Python crawler localization of web elements, in this blog post

Make writing a habit together! This is the 14th day of my participation in the “Gold Digging Day New Plan · April More Text Challenge”. Click here for more details.

📢 📢 📢 📢 📢 📢 hello! Hello everyone, I am [Dream Eraser], 10 years of research experience, dedicated to the spread of Python related technology stack 💗

📆 Last updated: April 14, 2022

⛳️ Actual combat scenario

If you’re new to a Python crawler, chances are you’re going to be collecting web pages, so quickly locating the content of a web page is the first hurdle you’ll face. This blog explains how to locate the most easy-to-use elements of a web page.
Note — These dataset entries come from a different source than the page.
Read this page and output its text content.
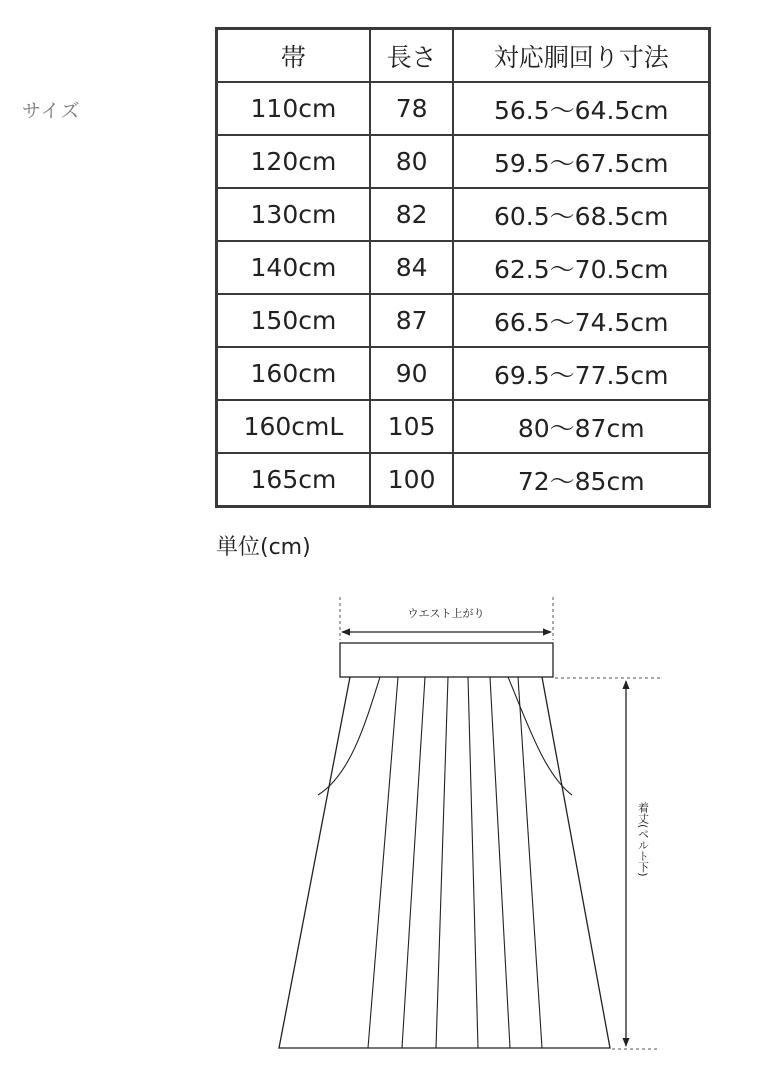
サイズ
帯	長さ	対応胴回り寸法
110cm	78	56.5〜64.5cm
120cm	80	59.5〜67.5cm
130cm	82	60.5〜68.5cm
140cm	84	62.5〜70.5cm
150cm	87	66.5〜74.5cm
160cm	90	69.5〜77.5cm
160cmL	105	80〜87cm
165cm	100	72〜85cm
単位(cm)
ウエスト上がり
着丈(ベルト下)
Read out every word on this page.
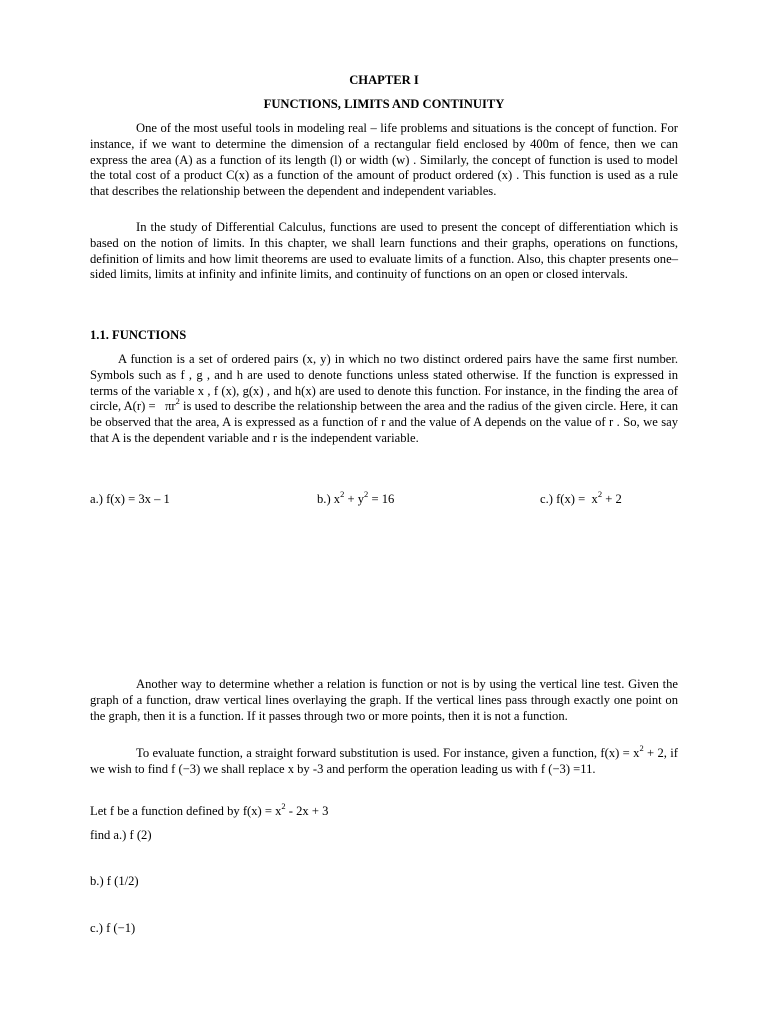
CHAPTER I
FUNCTIONS, LIMITS AND CONTINUITY

One of the most useful tools in modeling real – life problems and situations is the concept of function. For instance, if we want to determine the dimension of a rectangular field enclosed by 400m of fence, then we can express the area (A) as a function of its length (l) or width (w) . Similarly, the concept of function is used to model the total cost of a product C(x) as a function of the amount of product ordered (x) . This function is used as a rule that describes the relationship between the dependent and independent variables.

In the study of Differential Calculus, functions are used to present the concept of differentiation which is based on the notion of limits. In this chapter, we shall learn functions and their graphs, operations on functions, definition of limits and how limit theorems are used to evaluate limits of a function. Also, this chapter presents one–sided limits, limits at infinity and infinite limits, and continuity of functions on an open or closed intervals.

1.1. FUNCTIONS

A function is a set of ordered pairs (x, y) in which no two distinct ordered pairs have the same first number. Symbols such as f , g , and h are used to denote functions unless stated otherwise. If the function is expressed in terms of the variable x , f (x), g(x) , and h(x) are used to denote this function. For instance, in the finding the area of circle, $A(r) = \pi r^2$ is used to describe the relationship between the area and the radius of the given circle. Here, it can be observed that the area, A is expressed as a function of r and the value of A depends on the value of r . So, we say that A is the dependent variable and r is the independent variable.

a.) f(x) = 3x – 1	b.) $x^2 + y^2 = 16$	c.) $f(x) = x^2 + 2$

Another way to determine whether a relation is function or not is by using the vertical line test. Given the graph of a function, draw vertical lines overlaying the graph. If the vertical lines pass through exactly one point on the graph, then it is a function. If it passes through two or more points, then it is not a function.

To evaluate function, a straight forward substitution is used. For instance, given a function, $f(x) = x^2 + 2$, if we wish to find f (−3) we shall replace x by -3 and perform the operation leading us with f (−3) =11.

Let f be a function defined by $f(x) = x^2 - 2x + 3$

find a.) f (2)

b.) f (1/2)

c.) f (−1)
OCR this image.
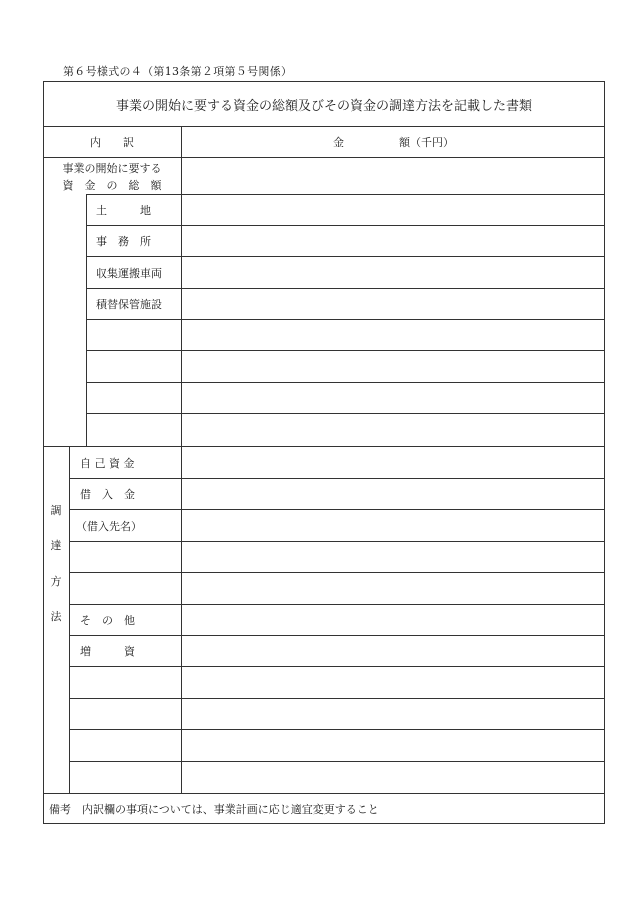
第６号様式の４（第13条第２項第５号関係）
事業の開始に要する資金の総額及びその資金の調達方法を記載した書類
内　　訳	金　　　　　額（千円）
事業の開始に要する
資　金　の　総　額
土　　　地
事　務　所
収集運搬車両
積替保管施設
調
達
方
法
自 己 資 金
借　入　金
（借入先名）
そ　の　他
増　　　資
備考　内訳欄の事項については、事業計画に応じ適宜変更すること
We’ve recently added a series of Python crawler basics to get you up to speed, play, and dance.

The core of this paper uses Beautiful Soup module, so the site we use for test collection is also its official website (at the present stage, crawler collection is becoming more and more strict, many sites can not collect any more, it is easy to be blocked, so we have to learn who to collect).

The official site

www.crummy.com/software/BeautifulSoup/
Copy the code

Beautiful Soup is a Python parsing library that converts HTML tags into a Tree of Python objects and lets us extract data from that tree.

Module installation is extremely simple:

PIP install bS4-iCopy the code

Any module installed in the future, try to use domestic sources, fast and stable.
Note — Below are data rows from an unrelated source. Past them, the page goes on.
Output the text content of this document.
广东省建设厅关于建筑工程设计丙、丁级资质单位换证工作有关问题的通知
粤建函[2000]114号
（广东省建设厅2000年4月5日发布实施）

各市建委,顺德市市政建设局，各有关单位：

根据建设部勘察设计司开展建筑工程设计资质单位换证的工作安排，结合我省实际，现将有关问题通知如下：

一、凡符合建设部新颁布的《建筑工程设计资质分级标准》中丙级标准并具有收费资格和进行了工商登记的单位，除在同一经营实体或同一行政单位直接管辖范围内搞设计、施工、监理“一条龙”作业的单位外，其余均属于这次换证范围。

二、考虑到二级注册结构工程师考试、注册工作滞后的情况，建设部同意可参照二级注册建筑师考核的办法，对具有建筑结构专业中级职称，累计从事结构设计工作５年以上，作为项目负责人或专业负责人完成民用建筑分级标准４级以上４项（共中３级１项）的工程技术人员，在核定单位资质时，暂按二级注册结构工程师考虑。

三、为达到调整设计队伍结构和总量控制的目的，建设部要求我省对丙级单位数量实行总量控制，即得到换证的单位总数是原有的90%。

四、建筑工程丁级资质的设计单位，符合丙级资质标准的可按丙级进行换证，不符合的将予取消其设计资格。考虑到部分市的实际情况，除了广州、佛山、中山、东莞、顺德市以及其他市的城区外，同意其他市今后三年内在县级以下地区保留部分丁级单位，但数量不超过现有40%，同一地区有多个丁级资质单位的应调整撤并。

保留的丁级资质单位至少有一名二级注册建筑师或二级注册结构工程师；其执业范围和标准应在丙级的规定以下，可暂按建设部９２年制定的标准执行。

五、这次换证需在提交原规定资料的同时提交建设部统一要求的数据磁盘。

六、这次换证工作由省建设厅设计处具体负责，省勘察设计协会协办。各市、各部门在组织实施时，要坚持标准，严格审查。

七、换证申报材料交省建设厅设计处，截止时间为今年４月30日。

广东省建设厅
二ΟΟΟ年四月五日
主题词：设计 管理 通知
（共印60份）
The name of this module package is BS4. Pay special attention to the installation.

The basic usage of 🥇 is shown below

import requests
from bs4 import BeautifulSoup


def ret_html() :
    """ Get HTML element """
    res = requests.get('https://www.crummy.com/software/BeautifulSoup/', timeout=3)
    return res.text


if __name__ == '__main__':
    html_str = ret_html()
    soup = BeautifulSoup(html_str, 'lxml')
    print(soup)
Copy the code

One of the things to note is the module import code and the two parameters passed in the constructor of BeautifulSoup class when instantiating the soup object, a string to be parsed and a parser. The official recommendation is LXML because of its speed of parsing.

The output of the above code is shown below and looks like a normal HTML code file.

And we can call the soup.prettify() method of the soup object to format the HTML tag so that when you store it in an external file, your HTML code will look pretty.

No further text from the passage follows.